Der Feminismus mit Zeigefinger ist nicht ihr Ansatz und wer sie wegen ihrer selbstgenähten Klamotten und DIY-Instrumente als bunte Kunst-Kasperl mit der Lizenz zum Durchdrehen wahrnimmt, hat Beißpony nicht verstanden. Kunst ist kein Zuckerstückchen, das einem schön portioniert zum Fressen hingehalten wird! "In Birmingham habe ich eine Freundin besucht, die als Kellnerin arbeitet," erzählt sie, "und in England wollen immer alle: Cutted in half! Halbier es! Und dann hat sie gesagt: Ja, aber du hast doch deine Zähne. Beiß halt einfach ab. Ich hab gar nicht so viel Lust, die Leute zu provozieren, sondern ich will Lust machen, dass sie ihren Schädel einsetzen".

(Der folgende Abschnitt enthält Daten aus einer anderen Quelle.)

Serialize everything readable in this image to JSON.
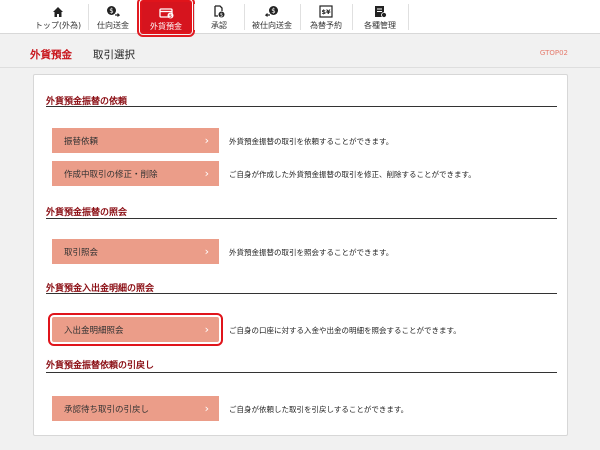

Eine kratzig harmonische Soundachterbahn

Müller hat mittlerweile den oberen Teil des Kaktus angezapft – und schon wieder ist da diese Leichtigkeit: Sie streichelt und verbiegt die spitzen Stacheln, ohne sich selber zu verletzen. Und dann erzählt sie noch von den vielen Musikerfreunden, die auf "Beasts & Loners" mitgespielt haben und den Klangkosmos des Beißpony um Sitar, Tablas und Blas- und andere Instrumente erweitert haben. Das Ergebnis ist eine kratzig-harmonische Soundachterbahn aus Spoken Word, 60s Pop, kantigem Krautrock aus Zufalls- und Kaugeräuschen und einer asthmatischen Querflöte, die sich im rostigen Ofenrohr versteckt hat.

Bleibt eigentlich nur noch eine Frage: Auf welcher Nähmaschine musiziert sich eigentlich am besten? Auf einer alten Handkurbelnähmaschine, so Müller, denn die habe die meisten verschiedenen Sounds, etwa das Kurbelgeräusch: "Dann ist da dieses Getriebe so fein. Da macht es Spaß, das percussionmäßig auf die Spitze zu treiben. Da kann ich selber auch noch viel lernen, was aus den Geräten rauszuholen ist."